I had to extract the ‘id’ attribute of the ‘book’ tag as part of the data frame. Also, for the books with multiple authors, the values from the child tag ‘author’ have been concatenated. I have converted those concatenated strings into comma separated values.

### Create commas separated list for books with multiple authors
authorsList <- unlist(lapply((xpathSApply(parsedXML,"//authors",fun=xmlToList)), function(X){
  paste(unlist(X), collapse = ", ")
} ))

booksXMLDF$authors <- authorsList

### Extract 'id' Tag attribute
ids <- as.data.frame(xmlSApply(root, xmlGetAttr, "id"))
names(ids) <- "book#"

### Merge using cbind
booksXMLDF <- cbind(ids, booksXMLDF)

head(booksXMLDF) %>% kable() %>% kable_styling(bootstrap_options = c("striped", "hover", "condensed", "responsive")) %>% scroll_box(width="100%",height="300px")
book# title authors publish_date price publisher
1 Agile Data Warehouse Design: Collaborative Dimensional Modeling, from Whiteboard to Star Schema Jim Stagnitto, Lawrence Corr April 16, 2011 $35.37 Decision Press
2 The Data Warehouse Toolkit: The Complete Guide to Dimensional Modeling Ralph Kimball March 16, 1996 $16.97 Wiley
3 Data Warehouse Systems: Design and Implementation Alejandro Vaisman, Esteban Zimányi September 10, 2014 $89.99 Springer

3.3 JSON File:

#Parsing the Code using fromJSON
booksJSONDF <- parsedJSON$dwh_books
booksJSONDF <- as.data.frame(booksJSONDF)

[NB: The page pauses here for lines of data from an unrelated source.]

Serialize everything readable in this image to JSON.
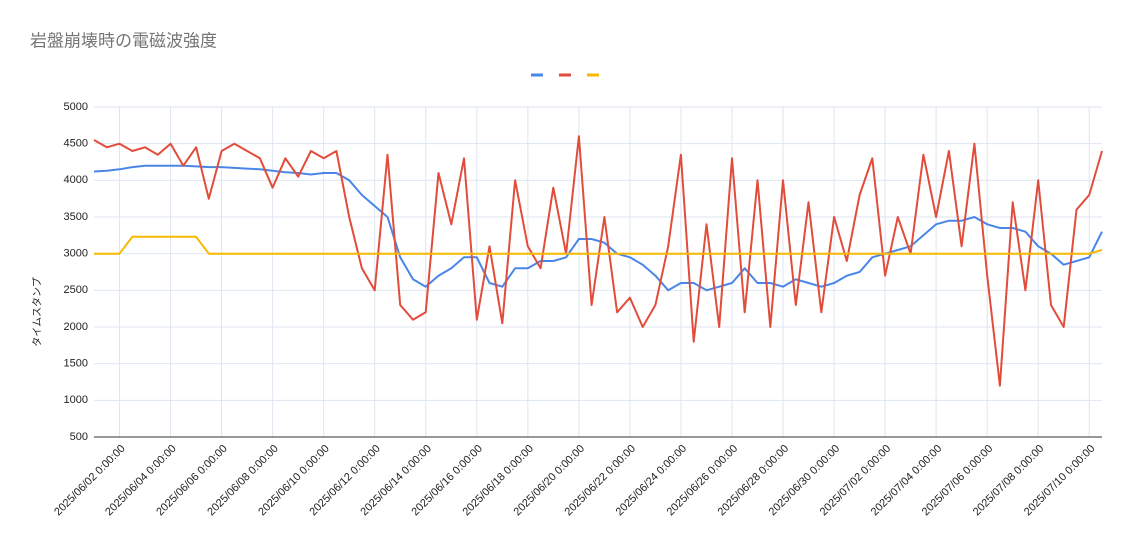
{
  "chart_data": {
    "type": "line",
    "title": "岩盤崩壊時の電磁波強度",
    "y_label": "タイムスタンプ",
    "x": [
      "2025/06/01 0:00:00",
      "2025/06/01 12:00:00",
      "2025/06/02 0:00:00",
      "2025/06/02 12:00:00",
      "2025/06/03 0:00:00",
      "2025/06/03 12:00:00",
      "2025/06/04 0:00:00",
      "2025/06/04 12:00:00",
      "2025/06/05 0:00:00",
      "2025/06/05 12:00:00",
      "2025/06/06 0:00:00",
      "2025/06/06 12:00:00",
      "2025/06/07 0:00:00",
      "2025/06/07 12:00:00",
      "2025/06/08 0:00:00",
      "2025/06/08 12:00:00",
      "2025/06/09 0:00:00",
      "2025/06/09 12:00:00",
      "2025/06/10 0:00:00",
      "2025/06/10 12:00:00",
      "2025/06/11 0:00:00",
      "2025/06/11 12:00:00",
      "2025/06/12 0:00:00",
      "2025/06/12 12:00:00",
      "2025/06/13 0:00:00",
      "2025/06/13 12:00:00",
      "2025/06/14 0:00:00",
      "2025/06/14 12:00:00",
      "2025/06/15 0:00:00",
      "2025/06/15 12:00:00",
      "2025/06/16 0:00:00",
      "2025/06/16 12:00:00",
      "2025/06/17 0:00:00",
      "2025/06/17 12:00:00",
      "2025/06/18 0:00:00",
      "2025/06/18 12:00:00",
      "2025/06/19 0:00:00",
      "2025/06/19 12:00:00",
      "2025/06/20 0:00:00",
      "2025/06/20 12:00:00",
      "2025/06/21 0:00:00",
      "2025/06/21 12:00:00",
      "2025/06/22 0:00:00",
      "2025/06/22 12:00:00",
      "2025/06/23 0:00:00",
      "2025/06/23 12:00:00",
      "2025/06/24 0:00:00",
      "2025/06/24 12:00:00",
      "2025/06/25 0:00:00",
      "2025/06/25 12:00:00",
      "2025/06/26 0:00:00",
      "2025/06/26 12:00:00",
      "2025/06/27 0:00:00",
      "2025/06/27 12:00:00",
      "2025/06/28 0:00:00",
      "2025/06/28 12:00:00",
      "2025/06/29 0:00:00",
      "2025/06/29 12:00:00",
      "2025/06/30 0:00:00",
      "2025/06/30 12:00:00",
      "2025/07/01 0:00:00",
      "2025/07/01 12:00:00",
      "2025/07/02 0:00:00",
      "2025/07/02 12:00:00",
      "2025/07/03 0:00:00",
      "2025/07/03 12:00:00",
      "2025/07/04 0:00:00",
      "2025/07/04 12:00:00",
      "2025/07/05 0:00:00",
      "2025/07/05 12:00:00",
      "2025/07/06 0:00:00",
      "2025/07/06 12:00:00",
      "2025/07/07 0:00:00",
      "2025/07/07 12:00:00",
      "2025/07/08 0:00:00",
      "2025/07/08 12:00:00",
      "2025/07/09 0:00:00",
      "2025/07/09 12:00:00",
      "2025/07/10 0:00:00",
      "2025/07/10 12:00:00"
    ],
    "series": [
      {
        "color": "#4a86e8",
        "values": [
          4120,
          4130,
          4150,
          4180,
          4200,
          4200,
          4200,
          4200,
          4190,
          4180,
          4180,
          4170,
          4160,
          4150,
          4130,
          4110,
          4100,
          4080,
          4100,
          4100,
          4000,
          3800,
          3650,
          3500,
          2950,
          2650,
          2550,
          2700,
          2800,
          2950,
          2950,
          2600,
          2550,
          2800,
          2800,
          2900,
          2900,
          2950,
          3200,
          3200,
          3150,
          3000,
          2950,
          2850,
          2700,
          2500,
          2600,
          2600,
          2500,
          2550,
          2600,
          2800,
          2600,
          2600,
          2550,
          2650,
          2600,
          2550,
          2600,
          2700,
          2750,
          2950,
          3000,
          3050,
          3100,
          3250,
          3400,
          3450,
          3450,
          3500,
          3400,
          3350,
          3350,
          3300,
          3100,
          3000,
          2850,
          2900,
          2950,
          3300
        ]
      },
      {
        "color": "#e24c3b",
        "values": [
          4550,
          4450,
          4500,
          4400,
          4450,
          4350,
          4500,
          4200,
          4450,
          3750,
          4400,
          4500,
          4400,
          4300,
          3900,
          4300,
          4050,
          4400,
          4300,
          4400,
          3500,
          2800,
          2500,
          4350,
          2300,
          2100,
          2200,
          4100,
          3400,
          4300,
          2100,
          3100,
          2050,
          4000,
          3100,
          2800,
          3900,
          3000,
          4600,
          2300,
          3500,
          2200,
          2400,
          2000,
          2300,
          3100,
          4350,
          1800,
          3400,
          2000,
          4300,
          2200,
          4000,
          2000,
          4000,
          2300,
          3700,
          2200,
          3500,
          2900,
          3800,
          4300,
          2700,
          3500,
          3000,
          4350,
          3500,
          4400,
          3100,
          4500,
          2700,
          1200,
          3700,
          2500,
          4000,
          2300,
          2000,
          3600,
          3800,
          4400
        ]
      },
      {
        "color": "#f6b800",
        "values": [
          3000,
          3000,
          3000,
          3230,
          3230,
          3230,
          3230,
          3230,
          3230,
          3000,
          3000,
          3000,
          3000,
          3000,
          3000,
          3000,
          3000,
          3000,
          3000,
          3000,
          3000,
          3000,
          3000,
          3000,
          3000,
          3000,
          3000,
          3000,
          3000,
          3000,
          3000,
          3000,
          3000,
          3000,
          3000,
          3000,
          3000,
          3000,
          3000,
          3000,
          3000,
          3000,
          3000,
          3000,
          3000,
          3000,
          3000,
          3000,
          3000,
          3000,
          3000,
          3000,
          3000,
          3000,
          3000,
          3000,
          3000,
          3000,
          3000,
          3000,
          3000,
          3000,
          3000,
          3000,
          3000,
          3000,
          3000,
          3000,
          3000,
          3000,
          3000,
          3000,
          3000,
          3000,
          3000,
          3000,
          3000,
          3000,
          3000,
          3050
        ]
      }
    ],
    "xlim": [
      "2025/06/01 0:00:00",
      "2025/07/10 12:00:00"
    ],
    "xticks": [
      "2025/06/02 0:00:00",
      "2025/06/04 0:00:00",
      "2025/06/06 0:00:00",
      "2025/06/08 0:00:00",
      "2025/06/10 0:00:00",
      "2025/06/12 0:00:00",
      "2025/06/14 0:00:00",
      "2025/06/16 0:00:00",
      "2025/06/18 0:00:00",
      "2025/06/20 0:00:00",
      "2025/06/22 0:00:00",
      "2025/06/24 0:00:00",
      "2025/06/26 0:00:00",
      "2025/06/28 0:00:00",
      "2025/06/30 0:00:00",
      "2025/07/02 0:00:00",
      "2025/07/04 0:00:00",
      "2025/07/06 0:00:00",
      "2025/07/08 0:00:00",
      "2025/07/10 0:00:00"
    ],
    "ylim": [
      500,
      5000
    ],
    "yticks": [
      500,
      1000,
      1500,
      2000,
      2500,
      3000,
      3500,
      4000,
      4500,
      5000
    ],
    "grid": true,
    "legend": "top"
  }
}
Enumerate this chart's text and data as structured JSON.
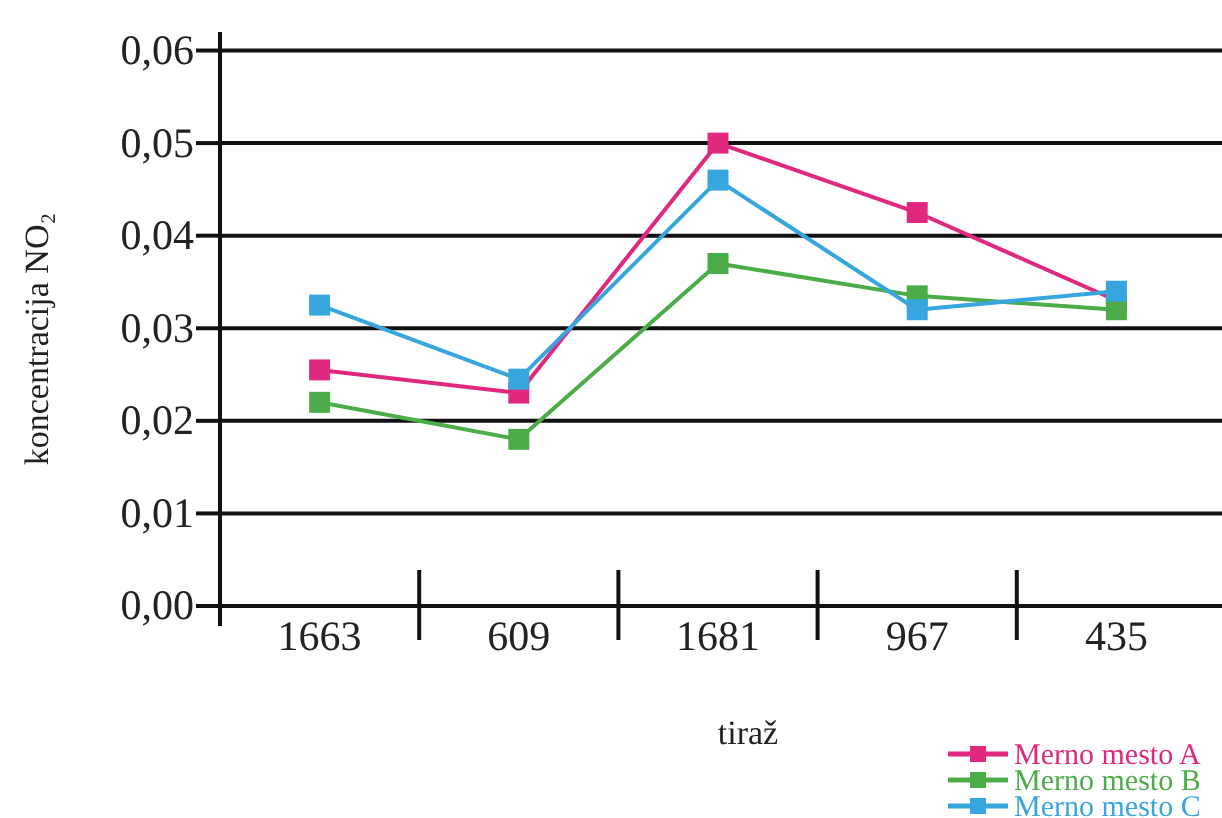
{
  "chart_data": {
    "type": "line",
    "xlabel": "tiraž",
    "ylabel": "koncentracija NO₂",
    "categories": [
      "1663",
      "609",
      "1681",
      "967",
      "435"
    ],
    "series": [
      {
        "name": "Merno mesto A",
        "color": "#e0287e",
        "values": [
          0.0255,
          0.023,
          0.05,
          0.0425,
          0.033
        ]
      },
      {
        "name": "Merno mesto B",
        "color": "#4cad48",
        "values": [
          0.022,
          0.018,
          0.037,
          0.0335,
          0.032
        ]
      },
      {
        "name": "Merno mesto C",
        "color": "#38a6de",
        "values": [
          0.0325,
          0.0245,
          0.046,
          0.032,
          0.034
        ]
      }
    ],
    "ylim": [
      0,
      0.062
    ],
    "yticks": [
      {
        "value": 0,
        "label": "0,00"
      },
      {
        "value": 0.01,
        "label": "0,01"
      },
      {
        "value": 0.02,
        "label": "0,02"
      },
      {
        "value": 0.03,
        "label": "0,03"
      },
      {
        "value": 0.04,
        "label": "0,04"
      },
      {
        "value": 0.05,
        "label": "0,05"
      },
      {
        "value": 0.06,
        "label": "0,06"
      }
    ],
    "grid": "y",
    "legend": "bottom right",
    "marker": "square",
    "line_style": "solid"
  }
}
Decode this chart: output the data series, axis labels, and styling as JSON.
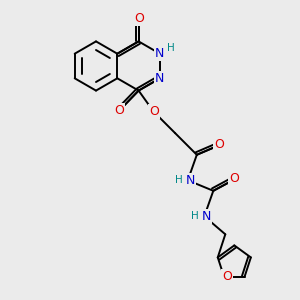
{
  "background_color": "#ebebeb",
  "bond_color": "#000000",
  "atom_colors": {
    "O": "#dd0000",
    "N": "#0000cc",
    "H": "#008888",
    "C": "#000000"
  },
  "bond_width": 1.4,
  "font_size_atoms": 9,
  "font_size_small": 7.5
}
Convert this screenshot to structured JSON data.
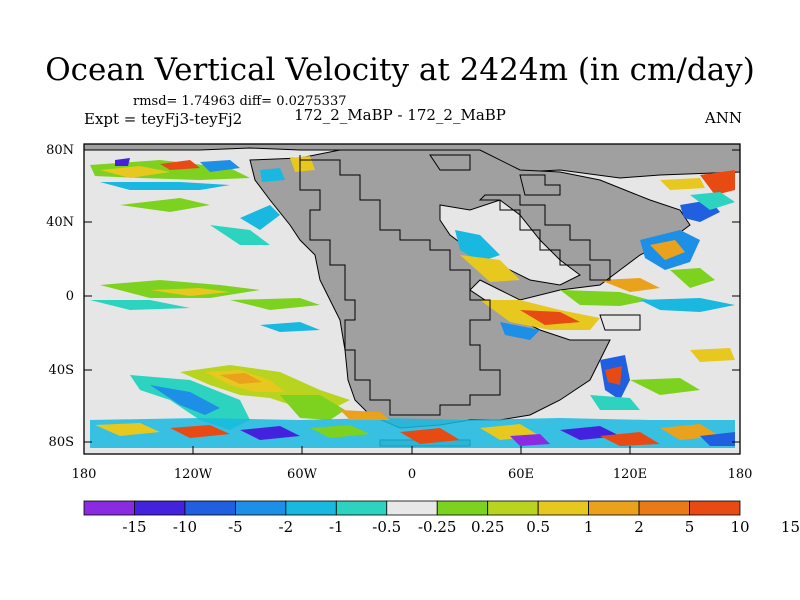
{
  "title": "Ocean Vertical Velocity at 2424m (in cm/day)",
  "stats_line": "rmsd= 1.74963 diff= 0.0275337",
  "expt_line": "Expt = teyFj3-teyFj2",
  "center_label": "172_2_MaBP - 172_2_MaBP",
  "season_label": "ANN",
  "map": {
    "lat_ticks": [
      "80N",
      "40N",
      "0",
      "40S",
      "80S"
    ],
    "lon_ticks": [
      "180",
      "120W",
      "60W",
      "0",
      "60E",
      "120E",
      "180"
    ],
    "land_color": "#a0a0a0",
    "ocean_neutral_color": "#e6e6e6"
  },
  "colorbar": {
    "colors": [
      "#8a2be2",
      "#4422dd",
      "#1f5fe0",
      "#1e8fe6",
      "#18b8e0",
      "#2cd4c0",
      "#e8e8e8",
      "#7cd21e",
      "#b8d41e",
      "#e6c81e",
      "#eaa11c",
      "#ea7a18",
      "#e84a14"
    ],
    "labels": [
      "-15",
      "-10",
      "-5",
      "-2",
      "-1",
      "-0.5",
      "-0.25",
      "0.25",
      "0.5",
      "1",
      "2",
      "5",
      "10",
      "15"
    ]
  }
}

head(booksJSONDF) %>% kable() %>% kable_styling(bootstrap_options = c("striped", "hover", "condensed", "responsive")) %>% scroll_box(width="100%",height="300px")
book# title authors publish_date price publisher
1 Agile Data Warehouse Design: Collaborative Dimensional Modeling, from Whiteboard to Star Schema c(“Jim Stagnitto”, “Lawrence Corr”) April 16, 2011 $35.37 Decision Press
2 The Data Warehouse Toolkit: The Complete Guide to Dimensional Modeling Ralph Kimball March 16, 1996 $16.97 Wiley
3 Data Warehouse Systems: Design and Implementation c(“Alejandro Vaisman”, “Esteban Zimányi”) September 10, 2014 $89.99 Springer

Converted the Character vector created for books with muliple authors into comma seprated list :

authorsList <- unlist(lapply(booksJSONDF$authors, function(X){
  paste(unlist(X), collapse = ", ")
} ))

booksJSONDF$authors <- authorsList

head(booksJSONDF) %>% kable() %>% kable_styling(bootstrap_options = c("striped", "hover", "condensed", "responsive")) %>% scroll_box(width="100%",height="300px")
book# title authors publish_date price publisher
1 Agile Data Warehouse Design: Collaborative Dimensional Modeling, from Whiteboard to Star Schema Jim Stagnitto, Lawrence Corr April 16, 2011 $35.37 Decision Press
2 The Data Warehouse Toolkit: The Complete Guide to Dimensional Modeling Ralph Kimball March 16, 1996 $16.97 Wiley
3 Data Warehouse Systems: Design and Implementation Alejandro Vaisman, Esteban Zimányi September 10, 2014 $89.99 Springer

Conclusion:

The three data frames generated from the .html, ,xml and .json files are identical.